Eating it, on the other hand, remains a gray area. The government legalized hemp without providing any instructions as to how people should use it. Basically, it’s just an agricultural commodity with no specific guidelines on use. That means they didn’t really tell anyone to eat the stuff.
And of course, the FDA hopped right on that concept. According to the Food and Drug Administration, hemp has not been assessed or approved as a food product or supplement. So the FDA makes sure to crack down on vendors who attempt to market their products as food, drinks, or supplements.

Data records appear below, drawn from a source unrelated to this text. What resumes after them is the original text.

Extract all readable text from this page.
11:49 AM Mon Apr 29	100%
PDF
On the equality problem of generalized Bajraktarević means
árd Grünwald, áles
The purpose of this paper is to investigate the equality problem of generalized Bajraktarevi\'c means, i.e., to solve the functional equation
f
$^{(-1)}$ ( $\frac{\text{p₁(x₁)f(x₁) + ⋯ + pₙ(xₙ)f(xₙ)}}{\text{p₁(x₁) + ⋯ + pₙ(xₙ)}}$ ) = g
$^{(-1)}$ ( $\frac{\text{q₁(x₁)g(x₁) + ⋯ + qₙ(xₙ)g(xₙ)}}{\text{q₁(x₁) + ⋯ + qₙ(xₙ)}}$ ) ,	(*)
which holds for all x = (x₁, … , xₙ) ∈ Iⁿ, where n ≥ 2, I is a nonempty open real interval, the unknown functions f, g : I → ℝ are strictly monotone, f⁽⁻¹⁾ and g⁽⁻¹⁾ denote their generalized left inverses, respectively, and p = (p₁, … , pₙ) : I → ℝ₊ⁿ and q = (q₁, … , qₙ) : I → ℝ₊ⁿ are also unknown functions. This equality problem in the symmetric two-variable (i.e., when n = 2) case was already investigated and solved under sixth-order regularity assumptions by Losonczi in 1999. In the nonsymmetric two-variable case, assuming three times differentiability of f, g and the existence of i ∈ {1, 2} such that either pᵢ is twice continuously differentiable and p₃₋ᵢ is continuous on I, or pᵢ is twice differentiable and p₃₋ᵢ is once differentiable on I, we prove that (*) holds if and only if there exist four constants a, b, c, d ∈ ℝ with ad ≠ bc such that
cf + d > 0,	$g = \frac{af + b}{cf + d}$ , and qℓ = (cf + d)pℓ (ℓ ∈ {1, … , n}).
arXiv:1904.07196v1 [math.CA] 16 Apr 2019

When it comes to what you do with hemp in your home, however, that’s entirely up to you and outside of the scope of the FDA’s jurisdiction.
Recipe Idea for Making CBD Edibles at Home
Looking to put your newfound knowledge to work? Here are some home kitchen recipes you can try:
- Heat up fruit juice and add 20mL of CBD extract or oil
- Add in some gelatin according to the ratios indicated on the packaging
- Pour into molds and wait to cool
- Pop out of the molds once solid and toss in some granulated sugar and citric acid for added flavor and texture
- Brew your usual tea and add a few drops of your CBD oil or extract
- Or alternatively, you can steep heated hemp flower leaves in hot water
- Add sweetener to taste. Consume immediately
- Melt 200g of butter at room temperature
- Add in 20mL of CBD extract or oil and mix until fully combined
- Form the butter into a bowl or a mold and place back in the fridge
- Use as you would regular butter or for baking
Unless your doctor has told you to up your fiber intake, there’s probably not sufficient reason to eat straight-up hemp flower. Instead, make sure to heat that stuff up, extract with oil or high-proof alcohol, and get creative. Who knows, you might just create the next CBD edible hype.